Dusty was nothing special to look at, her permanent family and I agreed...until one day someone saw her and asked, "Is that a Russian Blue cat?" The Russian Blue breed was produced by crossbreeding Siamese and ordinary gray tabby cats, but whether Dusty had any real Russian ancestry or was only a similar crossbreed will never be known. Her permanent family seemed happier about her appearance after realizing that Dusty could be mistaken for a fancy breed.
Anyway Dusty was extremely human-friendly, and converted at least one man who, though generally animal-friendly, had thought of himself as a dog person for eighty years.
During the next six years Dusty ruled the animal population of her neighborhood. For a nondescript little city stray who never weighed more than six pounds, she turned out to be quite an imperious little Queen, asserting her dominance by dirty street fighting when other animals weren't sufficiently impressed by her confident approach to humans. Her family included a few dogs during her reign. They recognized her reign as Queen Cat, too.
What the household did not include were mice, crickets, or other vermin. Dusty absolutely barred those.
Eventually the male kitten Steelgray reached a stage in life where the one dominant adult male cat the Cat Sanctuary has kept, Mackerel, and I agreed that he needed to be either neutered or adopted. A friend agreed to have Steelgray neutered, then decided to leave him as he was and keep him as a pet, partly because after beating him in a few fights Dusty accepted him as a mate. This convinced her humans that Dusty needed to be spayed. Like many cats (and humans) Dusty found physical sterility no great obstacle to True Love. Although they didn't have kittens of their own, Dusty and Steelgray adopted a few abandoned adolescent cats over the years.

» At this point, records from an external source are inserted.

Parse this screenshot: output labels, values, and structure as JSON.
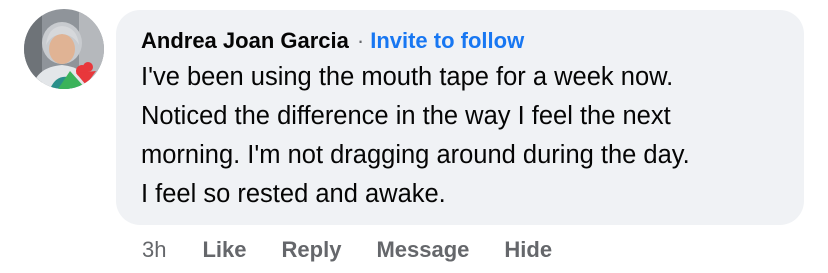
{
  "comment": {
    "author": "Andrea Joan Garcia",
    "separator": "·",
    "follow_label": "Invite to follow",
    "text_lines": [
      "I've been using the mouth tape for a week now.",
      "Noticed the difference in the way I feel the next",
      "morning.  I'm not dragging around during the day.",
      "I feel so rested and awake."
    ],
    "timestamp": "3h",
    "actions": {
      "like": "Like",
      "reply": "Reply",
      "message": "Message",
      "hide": "Hide"
    }
  },
  "colors": {
    "bubble_bg": "#f0f2f5",
    "text_primary": "#050505",
    "text_secondary": "#65676b",
    "link_blue": "#1877f2"
  },
  "icons": {
    "avatar": "user-profile-photo"
  }
}
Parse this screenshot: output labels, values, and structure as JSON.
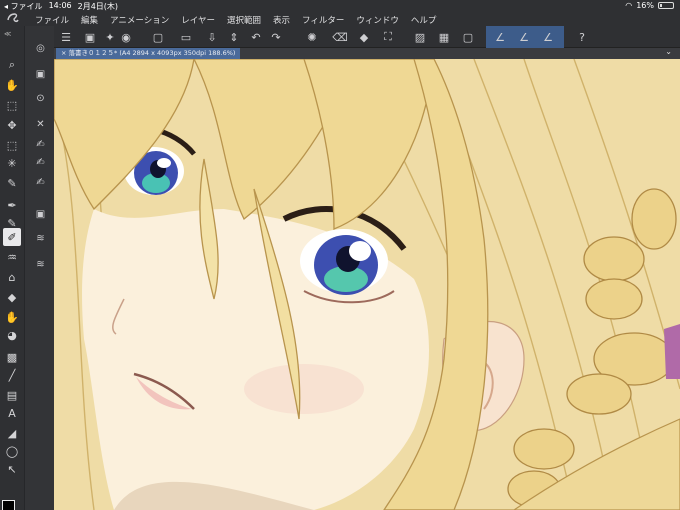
{
  "status": {
    "time": "14:06",
    "date": "2月4日(木)",
    "battery": "16%",
    "battery_level": 0.16
  },
  "menu": [
    "ファイル",
    "編集",
    "アニメーション",
    "レイヤー",
    "選択範囲",
    "表示",
    "フィルター",
    "ウィンドウ",
    "ヘルプ"
  ],
  "document": {
    "tab_label": "落書き０１２５* (A4 2894 x 4093px 350dpi 188.6%)"
  },
  "colors": {
    "main": "#000000",
    "sub": "#e45b62",
    "accent": "#3d5c8a"
  },
  "toolbar_icons": [
    "zoom-icon",
    "hand-icon",
    "rotate-icon",
    "move-icon",
    "select-layer-icon",
    "wand-icon",
    "eyedropper-icon",
    "pen-icon",
    "pencil-icon",
    "brush-icon",
    "airbrush-icon",
    "decoration-icon",
    "eraser-icon",
    "blend-icon",
    "fill-icon",
    "gradient-icon",
    "figure-icon",
    "frame-icon",
    "text-icon",
    "balloon-icon",
    "lasso-icon",
    "correct-line-icon"
  ],
  "command_icons": [
    "menu-icon",
    "new-icon",
    "open-icon",
    "save-icon",
    "undo-icon",
    "redo-icon",
    "transform-icon",
    "stabilizer-icon"
  ]
}
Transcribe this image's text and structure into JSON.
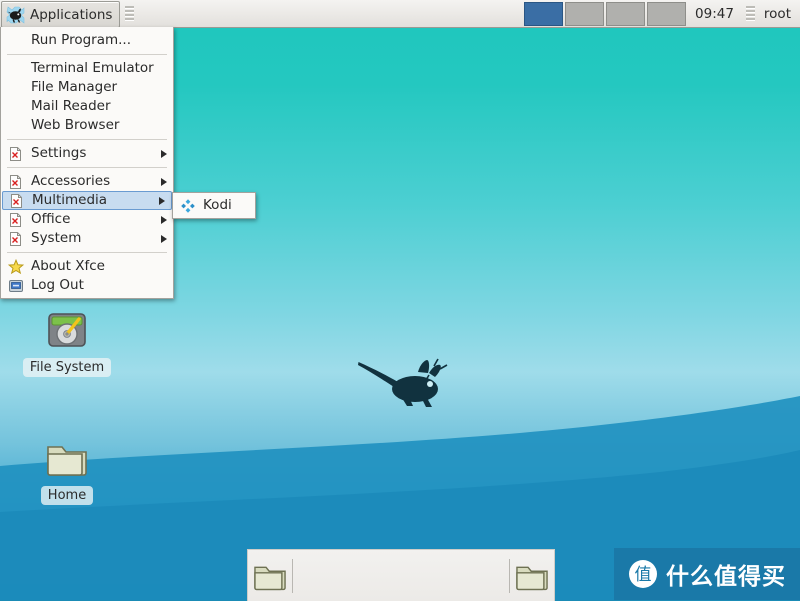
{
  "panel": {
    "applications_label": "Applications",
    "applications_icon": "xfce-mouse-icon",
    "clock": "09:47",
    "user": "root",
    "workspaces": [
      {
        "name": "workspace-1",
        "active": true
      },
      {
        "name": "workspace-2",
        "active": false
      },
      {
        "name": "workspace-3",
        "active": false
      },
      {
        "name": "workspace-4",
        "active": false
      }
    ],
    "active_workspace_color": "#3a6ea5",
    "inactive_workspace_color": "#b0b0ad"
  },
  "menu": {
    "items": [
      {
        "label": "Run Program...",
        "icon": "none",
        "submenu": false,
        "selected": false
      },
      {
        "label": "Terminal Emulator",
        "icon": "none",
        "submenu": false,
        "selected": false
      },
      {
        "label": "File Manager",
        "icon": "none",
        "submenu": false,
        "selected": false
      },
      {
        "label": "Mail Reader",
        "icon": "none",
        "submenu": false,
        "selected": false
      },
      {
        "label": "Web Browser",
        "icon": "none",
        "submenu": false,
        "selected": false
      },
      {
        "label": "Settings",
        "icon": "broken-image-icon",
        "submenu": true,
        "selected": false
      },
      {
        "label": "Accessories",
        "icon": "broken-image-icon",
        "submenu": true,
        "selected": false
      },
      {
        "label": "Multimedia",
        "icon": "broken-image-icon",
        "submenu": true,
        "selected": true
      },
      {
        "label": "Office",
        "icon": "broken-image-icon",
        "submenu": true,
        "selected": false
      },
      {
        "label": "System",
        "icon": "broken-image-icon",
        "submenu": true,
        "selected": false
      },
      {
        "label": "About Xfce",
        "icon": "star-icon",
        "submenu": false,
        "selected": false
      },
      {
        "label": "Log Out",
        "icon": "logout-screen-icon",
        "submenu": false,
        "selected": false
      }
    ],
    "highlight_color": "#c8dcf0",
    "highlight_border": "#6a9bd1"
  },
  "submenu": {
    "parent": "Multimedia",
    "items": [
      {
        "label": "Kodi",
        "icon": "kodi-icon"
      }
    ]
  },
  "desktop": {
    "icons": [
      {
        "label": "File System",
        "icon": "harddisk-icon"
      },
      {
        "label": "Home",
        "icon": "folder-icon"
      }
    ],
    "wallpaper": {
      "name": "xfce-mouse-wallpaper",
      "top_color": "#1ec6bd",
      "mid_color": "#9fdcea",
      "bottom_color": "#1f8ec0",
      "mouse_color": "#11323f"
    }
  },
  "dock": {
    "items": [
      {
        "label": "",
        "icon": "folder-icon"
      },
      {
        "label": "",
        "icon": "folder-icon"
      }
    ]
  },
  "watermark": {
    "badge": "值",
    "text": "什么值得买",
    "background": "#1a79a8"
  }
}
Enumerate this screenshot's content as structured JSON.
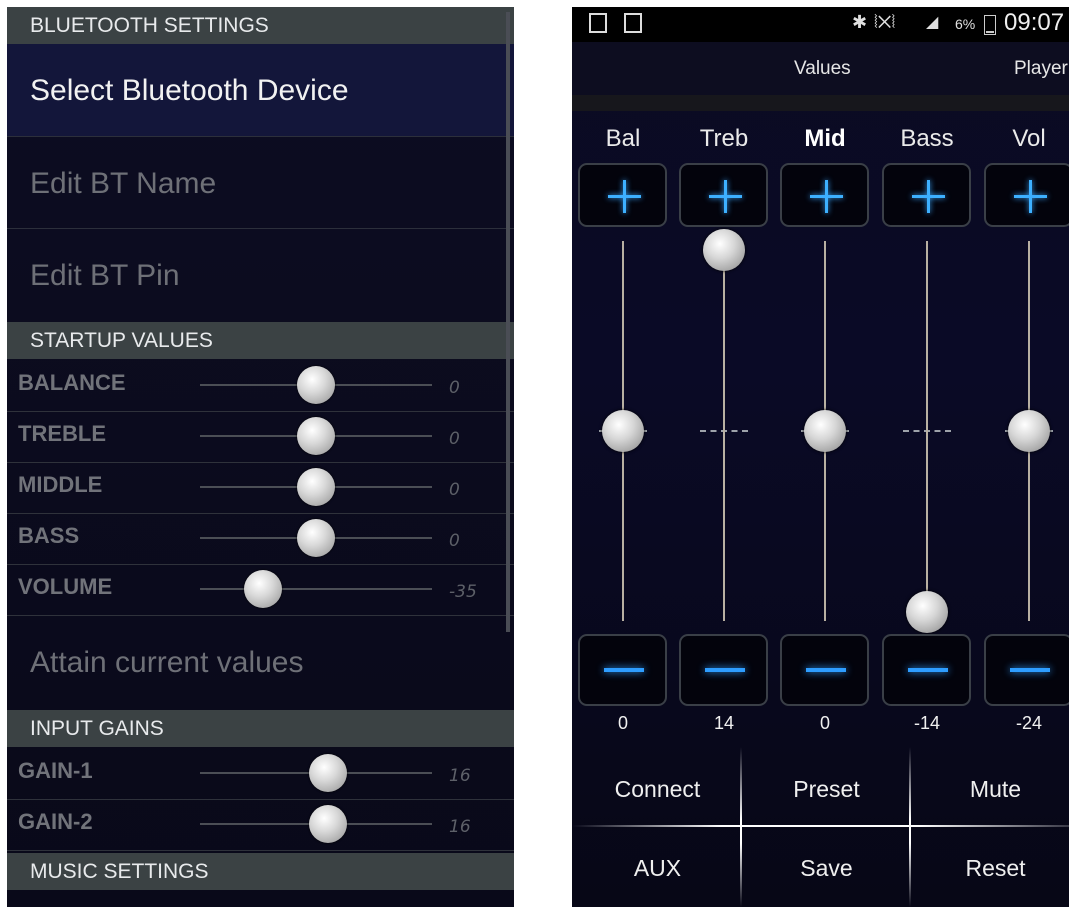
{
  "left_panel": {
    "bt_header": "BLUETOOTH SETTINGS",
    "select_device": "Select Bluetooth Device",
    "edit_name": "Edit BT Name",
    "edit_pin": "Edit BT Pin",
    "startup_header": "STARTUP VALUES",
    "startup_sliders": [
      {
        "label": "BALANCE",
        "value": "0",
        "position": 0.5
      },
      {
        "label": "TREBLE",
        "value": "0",
        "position": 0.5
      },
      {
        "label": "MIDDLE",
        "value": "0",
        "position": 0.5
      },
      {
        "label": "BASS",
        "value": "0",
        "position": 0.5
      },
      {
        "label": "VOLUME",
        "value": "-35",
        "position": 0.27
      }
    ],
    "attain_current": "Attain current values",
    "gains_header": "INPUT GAINS",
    "gain_sliders": [
      {
        "label": "GAIN-1",
        "value": "16",
        "position": 0.55
      },
      {
        "label": "GAIN-2",
        "value": "16",
        "position": 0.55
      }
    ],
    "music_header": "MUSIC SETTINGS"
  },
  "right_panel": {
    "status": {
      "battery": "6%",
      "time": "09:07"
    },
    "tabs": {
      "active": "Values",
      "next": "Player"
    },
    "channels": [
      {
        "label": "Bal",
        "value": "0",
        "level": 0.5,
        "bold": false
      },
      {
        "label": "Treb",
        "value": "14",
        "level": 1.0,
        "bold": false
      },
      {
        "label": "Mid",
        "value": "0",
        "level": 0.5,
        "bold": true
      },
      {
        "label": "Bass",
        "value": "-14",
        "level": 0.0,
        "bold": false
      },
      {
        "label": "Vol",
        "value": "-24",
        "level": 0.5,
        "bold": false
      }
    ],
    "buttons": {
      "connect": "Connect",
      "preset": "Preset",
      "mute": "Mute",
      "aux": "AUX",
      "save": "Save",
      "reset": "Reset"
    }
  },
  "colors": {
    "accent_blue": "#2a8be0",
    "header_gray": "#3b4244",
    "background": "#0a0a1e"
  },
  "icons": [
    "screenshot-icon",
    "gallery-icon",
    "bluetooth-icon",
    "vibrate-icon",
    "signal-icon",
    "battery-icon",
    "plus-icon",
    "minus-icon"
  ]
}
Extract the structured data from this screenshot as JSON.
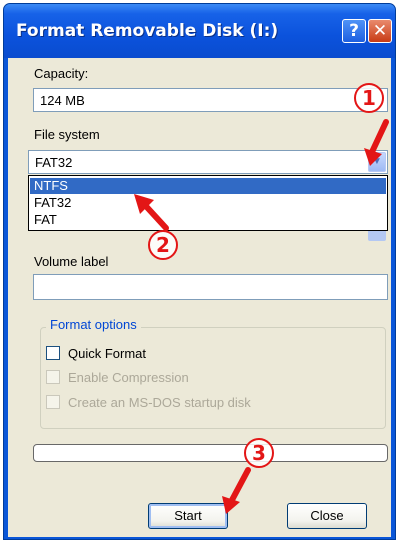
{
  "window": {
    "title": "Format Removable Disk (I:)",
    "help_glyph": "?",
    "close_glyph": "✕"
  },
  "capacity": {
    "label": "Capacity:",
    "value": "124 MB"
  },
  "file_system": {
    "label": "File system",
    "selected": "FAT32",
    "arrow_glyph": "▼",
    "options": [
      "NTFS",
      "FAT32",
      "FAT"
    ],
    "highlighted_option": "NTFS"
  },
  "volume_label": {
    "label": "Volume label",
    "value": ""
  },
  "format_options": {
    "title": "Format options",
    "quick_format": "Quick Format",
    "enable_compression": "Enable Compression",
    "ms_dos_startup": "Create an MS-DOS startup disk"
  },
  "progress": {
    "value": 0
  },
  "buttons": {
    "start": "Start",
    "close": "Close"
  },
  "annotations": [
    "1",
    "2",
    "3"
  ],
  "colors": {
    "titlebar": "#0a52dc",
    "dialog_bg": "#ece9d8",
    "selection": "#316ac5",
    "annotation": "#e31616",
    "group_title": "#0046d5"
  },
  "icons": {
    "help": "help-icon",
    "close": "close-icon",
    "dropdown": "chevron-down-icon",
    "pointer": "red-arrow-icon"
  }
}
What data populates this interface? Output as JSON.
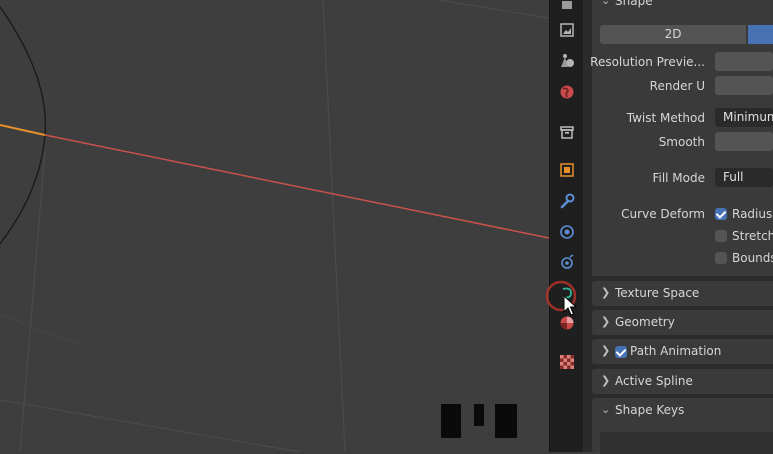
{
  "shape_panel": {
    "title": "Shape",
    "mode_2d": "2D",
    "resolution_preview_label": "Resolution Previe...",
    "render_u_label": "Render U",
    "twist_method_label": "Twist Method",
    "twist_method_value": "Minimum",
    "smooth_label": "Smooth",
    "fill_mode_label": "Fill Mode",
    "fill_mode_value": "Full",
    "curve_deform_label": "Curve Deform",
    "radius_label": "Radius",
    "stretch_label": "Stretch",
    "bounds_label": "Bounds",
    "radius_checked": true,
    "stretch_checked": false,
    "bounds_checked": false
  },
  "sections": {
    "texture_space": "Texture Space",
    "geometry": "Geometry",
    "path_animation": "Path Animation",
    "active_spline": "Active Spline",
    "shape_keys": "Shape Keys"
  },
  "colors": {
    "accent": "#4772b3",
    "curve_line": "#c9524a",
    "selected_origin": "#e8902a",
    "cursor_circle": "#c0392b",
    "curve_tab_icon": "#2fb99a"
  },
  "tab_icons": [
    "tool-icon",
    "render-icon",
    "output-icon",
    "view-layer-icon",
    "scene-icon",
    "world-icon",
    "collection-icon",
    "object-icon",
    "modifier-icon",
    "particles-icon",
    "physics-icon",
    "curve-data-icon",
    "material-icon",
    "texture-icon"
  ]
}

How old was Dusty, really? The shelter workers and I had thought she was a spring kitten, but she was a small, slim cat and never seemed much older than she'd been when I met her. Only in May did she suddenly start to look gaunt and "old." She didn't seem to be in pain but she must have known something was wrong; she solicited attention even more eagerly than she usually did. Petting her, feeling the vertebrae stand out through her thin skin, I said to her human godfather, "You ought to take her to the vet." In June I asked whether he'd taken Dusty to the vet, and he said, "No; she died."
She was preceded in death by Steelgray and is survived by her last foster kitten, Little Mo, who was born at the Cat Sanctuary. It's fair to say that Dusty was dearly loved and will be missed by humans, cats, and possibly even dogs.
All shelter pets have survived severe emotional traumas. Adopting a shelter pet is not as smooth as adopting a friend's kitten or puppy who already knows you and agrees with you that it's time s/he had a home of her/his own. Nevertheless, some shelter pets are worth the initial drama. Dusty was more humane than mousetraps, more environmentally correct than insecticides, a good trainer for puppies, and a delightful companion for humans.